«Охранка». Воспоминания руководителей охранных отделений. Том 1 | страница 80



В Саратове я застал на должности прокурора судебной палаты Миндера, типичного русского немца и пресухого представителя прокурорского надзора, с большой осторожностью и, пожалуй, предвзятостью относившегося к нашему ведомству. Вскоре его сменил саратовский прокурор окружного суда Богданов. Переведённый в 1912 году на должность начальника Московского охранного отделения, я имел близкое касательство к прокурорам Московской судебной палаты: к названному выше Степанову (впоследствии известному по так называемому «Сухомлиновскому» процессу[80], где он выступал обвинителем); к Владимиру Павловичу Носовичу и, наконец, к Николаю Николаевичу Чебышеву. Первый из них был определённо «правый», другие же два тяготели несколько к представителям так называемой «общественности».

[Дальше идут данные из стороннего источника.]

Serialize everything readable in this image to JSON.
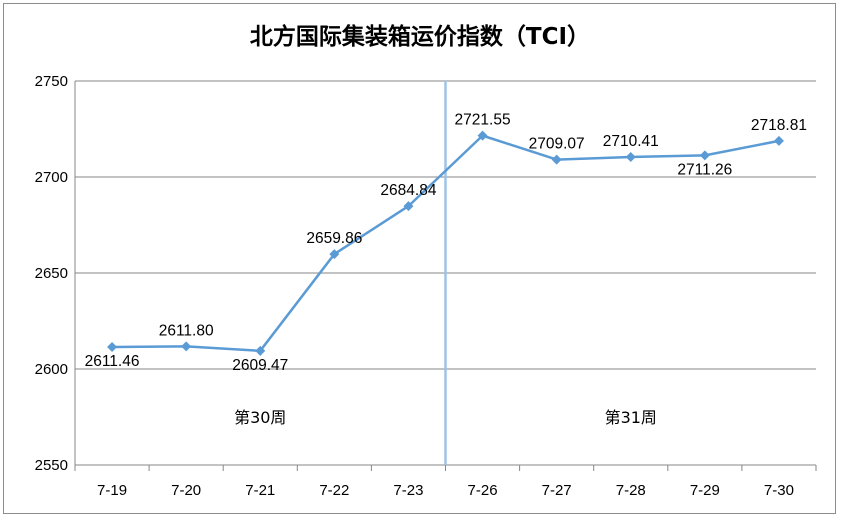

Мне, по должности начальника охранного отделения, приходилось бывать у прокуроров судебной палаты как в Саратове, так и в Москве примерно два-три раза в месяц и в краткой форме освещать им положение и активность местного революционного подполья и общественное настроение. В Москве я завёл обыкновение, за отсутствием достаточного времени для длинных бесед с прокурором палаты, давать ему для временного чтения те мои записки по общественному настроению, которые посылались мною в Департамент полиции. Записки эти в ту пору, написанные мною на основании данных, доставленных осведомлёнными сотрудниками, представляли весьма любопытный материал, и я знаю, что все перечисленные три прокурора Московской судебной палаты с большим одобрением относились к моему методу освещения событий того времени. Впрочем, я могу сослаться на печатное признание моей осведомлённости в этой области со стороны Н.Н. Чебышева, писавшего об этом в одном из своих фельетонов в газете «Возрождение»[81].

Имея хорошо осведомлённую агентуру в центрах Военно-промышленного комитета, в Рабочей партии в нём[82], в Общеземском союзе[83], в редакциях оппозиционной прессы и других центрах нашей российской оппозиции, занявшейся в то время особенно рьяно «углублением путей для скорейшего осуществления революции», я настолько своевременно, быстро и всеобъемлюще освещал Департаменту полиции все творившееся в этих центрах, что однажды, примерно в октябре 1916 года, директор Департамента полиции сказал мне шутливо «Вы так полно осветили мне последние заседания Военно-промышленного комитета и его дальнейшую линию поведения, что мы предположили, что секретным сотрудником у вас состоит сам Рябушинский!»